Technical Background
Kernel-Bypass is a high-performance network data processing technique mainly applied to system I/O intensive scenarios such as DPDK, RDMA and eBPF. These solutions significantly improve data forwarding efficiency by bypassing the lengthy processing of the traditional kernel network stack. In kernel-based transfers, interrupt handling, memory copying, context switching, cache locality invalidation, and memory management mechanisms can create serious performance bottlenecks in highly concurrent scenarios. The Kernel-Bypass scheme avoids these overheads by allowing the application to interact with the hardware directly.
The eBPF (extended Berkeley Packet Filter) is a virtual machine used to run user-defined programs in the operating system kernel in a secure and efficient manner, mainly for network packet events and monitoring in the kernel. Since the eBPF program is executed in the kernel state, it needs to be checked by a strict verifier in the kernel before execution to ensure that the eBPF program will not cause the kernel to crash or have other security issues. The verifier checks that the execution path of the eBPF program is safe from infinite loops and illegal memory accesses. After passing the validation, the eBPF bytecode will be fed into the eBPF virtual machine to run.
Implementation details
The core and key to implementing a KV database using eBPF is the eBPF Maps structure, which is used for user-space and kernel-space data interaction.

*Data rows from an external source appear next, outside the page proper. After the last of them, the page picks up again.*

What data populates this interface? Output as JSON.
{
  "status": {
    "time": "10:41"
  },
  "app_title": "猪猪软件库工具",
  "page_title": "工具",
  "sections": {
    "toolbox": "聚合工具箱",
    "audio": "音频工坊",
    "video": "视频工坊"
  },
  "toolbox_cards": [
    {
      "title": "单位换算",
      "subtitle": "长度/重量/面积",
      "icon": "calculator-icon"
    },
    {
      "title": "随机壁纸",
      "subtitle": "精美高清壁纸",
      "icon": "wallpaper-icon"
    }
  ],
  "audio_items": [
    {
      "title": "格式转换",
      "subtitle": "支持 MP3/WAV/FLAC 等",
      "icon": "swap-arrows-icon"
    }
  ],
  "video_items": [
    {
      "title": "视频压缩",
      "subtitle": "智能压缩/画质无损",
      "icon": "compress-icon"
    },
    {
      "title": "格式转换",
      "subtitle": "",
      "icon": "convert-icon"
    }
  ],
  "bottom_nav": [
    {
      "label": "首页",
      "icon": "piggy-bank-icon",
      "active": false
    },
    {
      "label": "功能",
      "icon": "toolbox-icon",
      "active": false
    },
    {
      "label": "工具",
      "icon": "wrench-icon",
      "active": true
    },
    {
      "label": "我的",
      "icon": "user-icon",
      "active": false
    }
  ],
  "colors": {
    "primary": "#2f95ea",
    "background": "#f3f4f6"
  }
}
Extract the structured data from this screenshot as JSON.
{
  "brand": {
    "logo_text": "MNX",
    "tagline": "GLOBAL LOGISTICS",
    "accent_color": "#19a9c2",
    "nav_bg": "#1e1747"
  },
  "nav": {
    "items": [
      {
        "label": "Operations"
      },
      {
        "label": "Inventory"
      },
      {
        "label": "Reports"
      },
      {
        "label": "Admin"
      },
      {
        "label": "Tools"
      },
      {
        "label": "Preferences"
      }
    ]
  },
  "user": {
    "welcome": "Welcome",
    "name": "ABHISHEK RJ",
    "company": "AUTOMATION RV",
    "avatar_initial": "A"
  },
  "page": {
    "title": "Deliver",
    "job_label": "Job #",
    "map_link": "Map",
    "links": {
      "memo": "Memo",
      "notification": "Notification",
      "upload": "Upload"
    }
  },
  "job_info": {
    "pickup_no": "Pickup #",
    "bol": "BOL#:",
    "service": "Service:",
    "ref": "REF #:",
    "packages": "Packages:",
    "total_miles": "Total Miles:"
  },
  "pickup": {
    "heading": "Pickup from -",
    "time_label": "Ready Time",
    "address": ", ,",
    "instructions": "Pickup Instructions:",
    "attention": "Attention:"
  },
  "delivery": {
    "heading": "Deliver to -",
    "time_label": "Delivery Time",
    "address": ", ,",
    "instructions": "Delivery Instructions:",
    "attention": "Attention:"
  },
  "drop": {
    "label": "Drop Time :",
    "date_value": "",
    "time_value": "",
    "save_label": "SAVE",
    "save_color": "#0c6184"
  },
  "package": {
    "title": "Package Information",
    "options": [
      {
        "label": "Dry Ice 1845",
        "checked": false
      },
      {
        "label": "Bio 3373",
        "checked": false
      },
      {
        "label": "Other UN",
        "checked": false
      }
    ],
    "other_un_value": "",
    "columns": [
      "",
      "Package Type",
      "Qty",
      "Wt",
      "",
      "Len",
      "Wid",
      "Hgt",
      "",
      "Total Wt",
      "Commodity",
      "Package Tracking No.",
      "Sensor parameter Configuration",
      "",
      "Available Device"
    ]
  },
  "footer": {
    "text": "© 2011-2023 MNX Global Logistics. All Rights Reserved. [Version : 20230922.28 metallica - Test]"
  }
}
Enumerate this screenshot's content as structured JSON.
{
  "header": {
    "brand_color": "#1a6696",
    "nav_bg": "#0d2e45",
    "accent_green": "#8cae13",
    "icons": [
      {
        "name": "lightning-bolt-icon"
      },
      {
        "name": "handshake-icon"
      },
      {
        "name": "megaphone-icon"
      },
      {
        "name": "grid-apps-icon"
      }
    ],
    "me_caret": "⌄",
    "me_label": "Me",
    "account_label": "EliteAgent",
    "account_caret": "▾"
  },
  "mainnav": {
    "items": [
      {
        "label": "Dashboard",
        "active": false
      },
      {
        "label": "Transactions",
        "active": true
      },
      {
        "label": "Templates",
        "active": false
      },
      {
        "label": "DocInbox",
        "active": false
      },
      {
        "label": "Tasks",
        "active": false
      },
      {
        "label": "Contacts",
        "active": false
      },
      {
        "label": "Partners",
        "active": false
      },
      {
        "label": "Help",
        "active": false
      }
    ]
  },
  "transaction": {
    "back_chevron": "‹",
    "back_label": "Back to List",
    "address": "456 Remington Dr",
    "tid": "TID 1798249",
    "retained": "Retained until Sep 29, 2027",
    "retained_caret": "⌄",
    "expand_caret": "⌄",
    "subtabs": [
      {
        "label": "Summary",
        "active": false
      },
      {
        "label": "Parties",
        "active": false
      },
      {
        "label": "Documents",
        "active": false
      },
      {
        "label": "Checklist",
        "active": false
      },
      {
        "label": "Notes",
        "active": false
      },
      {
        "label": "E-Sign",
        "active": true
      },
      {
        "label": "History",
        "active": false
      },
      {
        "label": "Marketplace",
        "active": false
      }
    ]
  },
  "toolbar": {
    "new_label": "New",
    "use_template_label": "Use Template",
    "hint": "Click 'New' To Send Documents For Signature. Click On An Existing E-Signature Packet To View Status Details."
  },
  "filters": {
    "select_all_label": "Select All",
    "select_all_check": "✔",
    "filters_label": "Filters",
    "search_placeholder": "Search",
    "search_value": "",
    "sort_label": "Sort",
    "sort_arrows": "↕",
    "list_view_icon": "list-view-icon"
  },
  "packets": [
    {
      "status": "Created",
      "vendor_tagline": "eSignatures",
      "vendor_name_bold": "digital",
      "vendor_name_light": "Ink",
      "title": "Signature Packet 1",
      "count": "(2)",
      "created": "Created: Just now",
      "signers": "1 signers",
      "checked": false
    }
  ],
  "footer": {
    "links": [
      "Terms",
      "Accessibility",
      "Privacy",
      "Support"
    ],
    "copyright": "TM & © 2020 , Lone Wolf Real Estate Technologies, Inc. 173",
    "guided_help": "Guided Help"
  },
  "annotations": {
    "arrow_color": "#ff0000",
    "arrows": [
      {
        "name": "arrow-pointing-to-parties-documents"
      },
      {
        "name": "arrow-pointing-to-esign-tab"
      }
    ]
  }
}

The Linux kernel specifies a maximum Key size of 512 bytes and a maximum value size of 4096 bytes (4KB), so although BPF-DB implements a KV database, there is a limit to the size of the value: the maximum value value cannot exceed 1KB
The core functionality of BPF-DB is implemented in kernel-space, thus reducing the performance loss due to the interaction between Kernel-space and User space.
And thanks to the Kernel-Bypass feature, BPF-DB can also communicate directly through the network stack in the Linux kernel, thus reducing the latency caused by network communication.
Experimental results
BPF-DB implements a transactional mechanism based on MVCC, and a significant improvement occurs only in the p99 case (long-tailed latency, 99% please fast, only 1% slow), which is partly due to version chain scanning overhead, GC overhead, and increased locking conflict
BPF-DB has good scalability and throughput increases logarithmically as the number of threads grows
With the implementation of the above mechanism, there is a substantial performance improvement compared to Redis
Conclusion
Andy was very persistent on the matter of Kernel-Bypass, both in his CMU15-721 class and in his external presentations, and repeatedly emphasised that databases should not be dependent on operating system mechanisms, but should be independently in control of the control about memory and hard disk storage, and so the CMU database group has been researching the use of Kernel-Bypass in databases, and this article does give good ideas for developing databases in the Linux kernel.
The downside is that eBPF has a lot of storage limitations, and its procedures can’t request stack memory, can’t pass references or pointers, doesn’t support recursive data structures, and can’t allocate memory dynamically. Andy wants to implement SQL in eBPF, but it should be more difficult to do so than we thought.